FINRA suspended Shaw in May 2016, but decided not to bar him until August 2016. Why FINRA wanted to talk to Shaw is a secret but we have our ideas.
Although not reported on his current Public Disclosure, we know that Shaw was terminated by LPL Financial in March 2015, for allegedly the “implementation of an investment strategy that was unsuitable” and the “excessive trading of a retirement account.” Shaw’s termination from LPL appears to have disappeared from his regulatory records in 2016.
However, since then, FINRA Public Disclosure reveals that Shaw has been identified in ten customer initiated investment related disputes containing allegations of his misconduct while employed with LPL Financial, LLC and his prior employers.
In 2008, a customer initiated investment related written complaint where Shaw was alleged to have effected excessive and unauthorized trades was settled. Also, in 2o08 another customer initiated investment related written complaint regarding Shaw’s activities was settled .

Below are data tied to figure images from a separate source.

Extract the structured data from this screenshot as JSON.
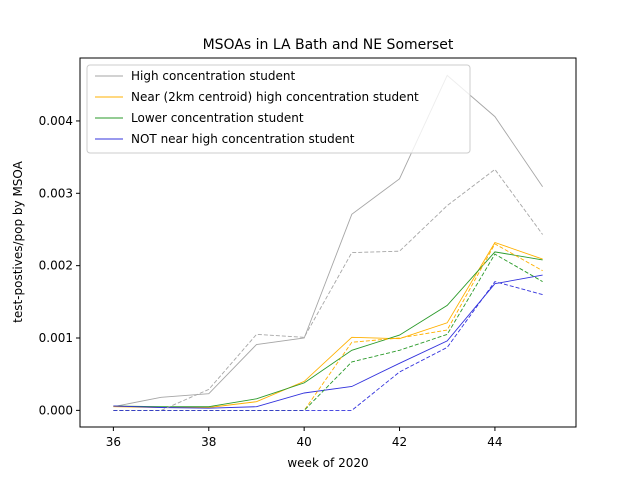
{
  "chart_data": {
    "type": "line",
    "title": "MSOAs in LA Bath and NE Somerset",
    "xlabel": "week of 2020",
    "ylabel": "test-postives/pop by MSOA",
    "xlim": [
      35.3,
      45.7
    ],
    "ylim": [
      -0.00023,
      0.00487
    ],
    "xticks": [
      36,
      38,
      40,
      42,
      44
    ],
    "yticks": [
      0.0,
      0.001,
      0.002,
      0.003,
      0.004
    ],
    "ytick_labels": [
      "0.000",
      "0.001",
      "0.002",
      "0.003",
      "0.004"
    ],
    "grid": false,
    "legend_position": "top-left",
    "x": [
      36,
      37,
      38,
      39,
      40,
      41,
      42,
      43,
      44,
      45
    ],
    "series": [
      {
        "name": "High concentration student",
        "color": "#a6a6a6",
        "style": "solid",
        "values": [
          5e-05,
          0.00018,
          0.00023,
          0.00091,
          0.001,
          0.00271,
          0.0032,
          0.00463,
          0.00406,
          0.00309
        ]
      },
      {
        "name": "Near (2km centroid) high concentration student",
        "color": "#ffb000",
        "style": "solid",
        "values": [
          5e-05,
          4e-05,
          4e-05,
          0.00012,
          0.0004,
          0.00101,
          0.00099,
          0.00121,
          0.00232,
          0.00209
        ]
      },
      {
        "name": "Lower concentration student",
        "color": "#2a9a2a",
        "style": "solid",
        "values": [
          6e-05,
          5e-05,
          5e-05,
          0.00016,
          0.00038,
          0.00083,
          0.00104,
          0.00145,
          0.00219,
          0.00208
        ]
      },
      {
        "name": "NOT near high concentration student",
        "color": "#3333dd",
        "style": "solid",
        "values": [
          6e-05,
          4e-05,
          3e-05,
          5e-05,
          0.00024,
          0.00033,
          0.00065,
          0.00096,
          0.00175,
          0.00187
        ]
      },
      {
        "color": "#a6a6a6",
        "style": "dashed",
        "values": [
          0.0,
          0.0,
          0.00029,
          0.00105,
          0.00101,
          0.00218,
          0.0022,
          0.00283,
          0.00333,
          0.00243
        ]
      },
      {
        "color": "#ffb000",
        "style": "dashed",
        "values": [
          0.0,
          0.0,
          0.0,
          0.0,
          0.0,
          0.00094,
          0.001,
          0.00111,
          0.0023,
          0.00193
        ]
      },
      {
        "color": "#2a9a2a",
        "style": "dashed",
        "values": [
          0.0,
          0.0,
          0.0,
          0.0,
          0.0,
          0.00067,
          0.00083,
          0.00105,
          0.00216,
          0.00178
        ]
      },
      {
        "color": "#3333dd",
        "style": "dashed",
        "values": [
          0.0,
          0.0,
          0.0,
          0.0,
          0.0,
          0.0,
          0.00053,
          0.00087,
          0.00178,
          0.0016
        ]
      }
    ]
  }
}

In 2015, a customer initiated investment related written complaint for unauthorized trading was settled, in September 2015, another customer initiated investment related written complaint involving Shaw’s activities was settled.
In October 1, 2015, another customer initiated investment related written complaint involving Shaw’s conduct was settled and on October 16, 2015, another customer initiated investment related written complaint concerning Shaw’s activities was settled.
Two weeks later, ao October 29, 2015, another customer initiated investment related arbitration claim involving Shaw’s conduct was settled for $60,000.00 based upon the allegations that Shaw engage in short term unauthorized speculative trading in the customer’s account.
Another customer initiated investment related arbitration claim regarding Shaw’s conduct was settled for in January 2016 for $250,000.00 against based upon the allegations that Shaw effected unsuitable and unauthorized trades a customer’s retirement account.
Shaw was terminated by LPL in May 2015.
Maybe FINRA was investigating all these complaints.
Maybe FINRA was investigating Shaw’s undisclosed criminal arrests.
On June 24, 2014, and again on August 10, 2014, Shaw was arrested at his home in Pennsylvania, and among other things, was charged with harassment, aggravated assault and reckless endangerment. See, e.g. Commonwealth v. Shaw, MJ-38107-CR-0000110-2014 (Jun. 24, 2014); Commonwealth v. Shaw, MJ-38107-CR-0000132-2014 (Aug. 10, 2014).
We know that Shaw failed to disclose these arrests until sometime in late 2015, after he was fired by LPL. For the sake of full disclosure, we know this because we represented one of his securities fraud victims. We also know that at the time of his termination from LPL Financial, Shaw owed LPL Financial a very large chunk of change in the form of a forgivable or up-front loan LPL gave him, which following his termination, Shaw was required to pay back.
However, why FINRA barred Shaw or what FINRA was investigating in May 2016, the Philadelphia District Office of FINRA offers no clue.
Shaw was apparently suspended for not responding to a FINRA request, and his suspension became a bar only after he failed to request the termination of his suspension after three months. Instead of being barred in a formal disciplinary action for the failure to comply with FINRA Rule 8210, which requires members to provide information to FINRA or face expulsion, Shaw was merely suspended by way of a “Letter” from the Staff. However unlike formal Disciplinary Actions, Letters from the Staff are not reported on FINRA Disciplinary Actions Online and are otherwise secret. (FINRA did the same thing, the secret suspension by letter, in the case of Brian Patrick Murphy in October 2016. FINRA kept the circumstances surrounding Murphy’s bar a secret until he was arrested last week by the Burlington County Prosecutors Office and charged with the theft of almost $1 million from his customers).
A Letter, of course involves less work for the Staff, and hence optimizes or results in the most efficient allocation of scarce enforcement resources. Also, if no one knows why Shaw was being investigated, it is certainly better that way for his prior employers whom might be sued for his misconduct. Moreover, now that Shaw is barred, no one has to report any additional customer complaints or arbitrations involving his conduct. So it is a win, win for everyone, except of course his victims.